Addressing the "transparency degree setting means" issue: I believe prior art is very clearly shown by Blender's Mist feature, which uses this technique and is documented here.
That page is marked as modified in 2011, but the history goes back earlier; the use of adjusting transparency based on the distance is first mentioned in this version of the page from ...
Prior art for this would appear to be OpenGL. Any version of OpenGL. Yes, even OpenGL 1.0, published in 1994. Let's take these in order:
object placement means for placing a predetermined object in the virtual space;
Yes, OpenGL can be used to do that.
transparency degree setting means for, in accordance with a distance specified between (1) ...
This shows how to calculate fog/mist with distance, such that objects merge with the background the further away you go:
“Visual simulation of atmospheric haze”, P J Willis, Computer Graphics Forum, 6, 1, Jan 1987, pp 35-43.
The Source engine has support for fading "props", 3d models in levels, based on the distance. See the BaseFadeProp section of https://developer.valvesoftware.com/wiki/Prop_static for an example.

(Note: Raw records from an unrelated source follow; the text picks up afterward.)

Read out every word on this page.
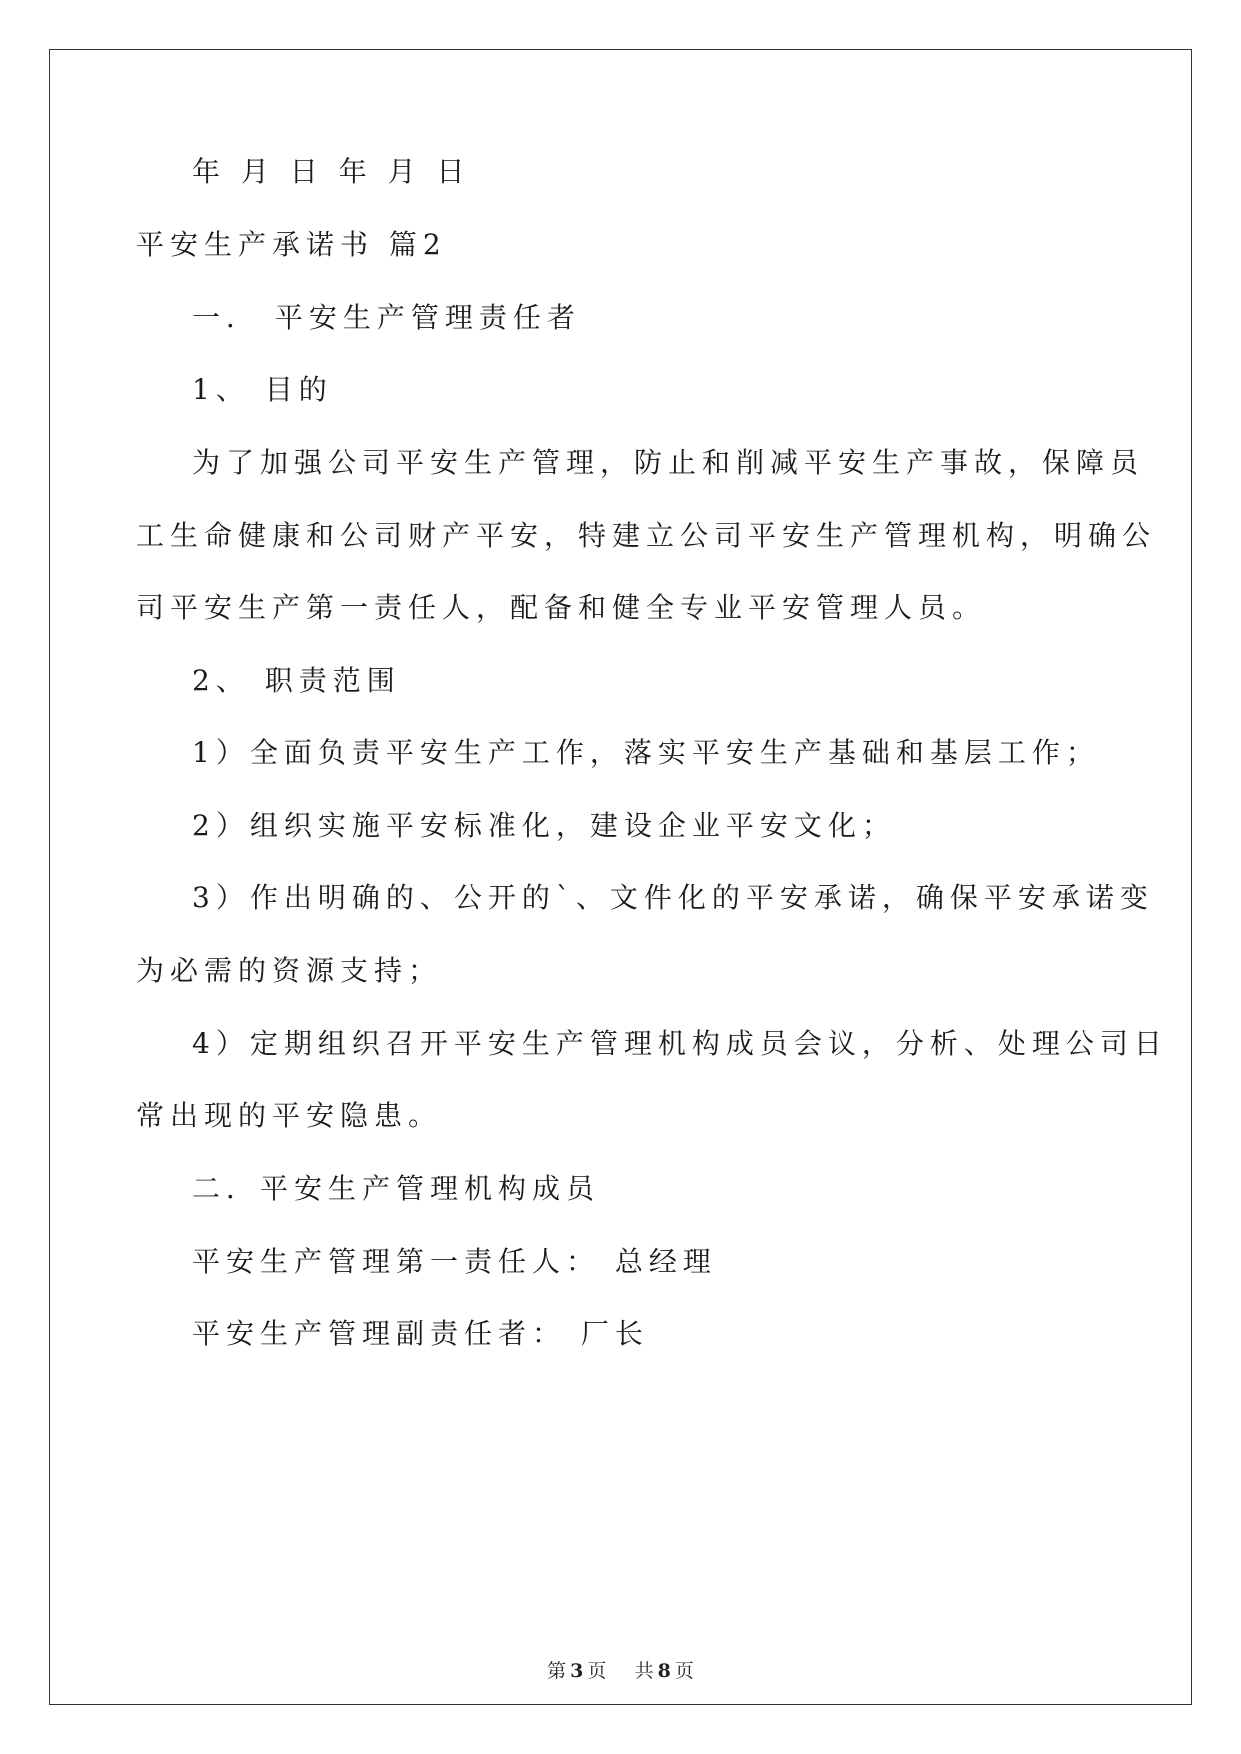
年 月 日 年 月 日
平安生产承诺书 篇2
一． 平安生产管理责任者
1、 目的
为了加强公司平安生产管理，防止和削减平安生产事故，保障员
工生命健康和公司财产平安，特建立公司平安生产管理机构，明确公
司平安生产第一责任人，配备和健全专业平安管理人员。
2、 职责范围
1）全面负责平安生产工作，落实平安生产基础和基层工作；
2）组织实施平安标准化，建设企业平安文化；
3）作出明确的、公开的`、文件化的平安承诺，确保平安承诺变
为必需的资源支持；
4）定期组织召开平安生产管理机构成员会议，分析、处理公司日
常出现的平安隐患。
二．平安生产管理机构成员
平安生产管理第一责任人： 总经理
平安生产管理副责任者： 厂长
第 3 页 共 8 页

It has publicly released support for stereographic rendering since earlier this year. This by the use of the Oculus devkit. The free to play game "Team Fortress 2" ...
Magic Carpet by Bullfrog used the same technique in 1994 to hide the limited rendering-powers of Pentium pcs... It was a cool way to make the more distant scenery disappear.
I found the following review from 1994:
The texture-mapped polygons are expertly depth cued and shade off into a beautiful mist effect in the near distance – this not only softens ...
Minecraft added its initial test support on 2009-08-13 for anaglyph 3D (anaglyph 3D is a form of stereoscopic 3D, as per the claims), and the fog that fades objects out as their distance from the camera increases predates at least 2009-05-20, since an option to modify the distance the fog is at was added on that date.
This YouTube video of Minecraft, dated ...
The technique of fading an object based on distance has been used in videogames and 3d applications for decades. See the "LOD Blending" section of the Wikipedia article on "Popping (computer graphics)":
Isn't this how a lot of games do LOD swapping, to cross-fade between a complex object and a simpler mesh (or texture billboard) as it got further from the camera? The earliest case I can clearly remember is the foliage in DICE's "Battlefield 1942" (published in 2002), but I'm sure there must be others.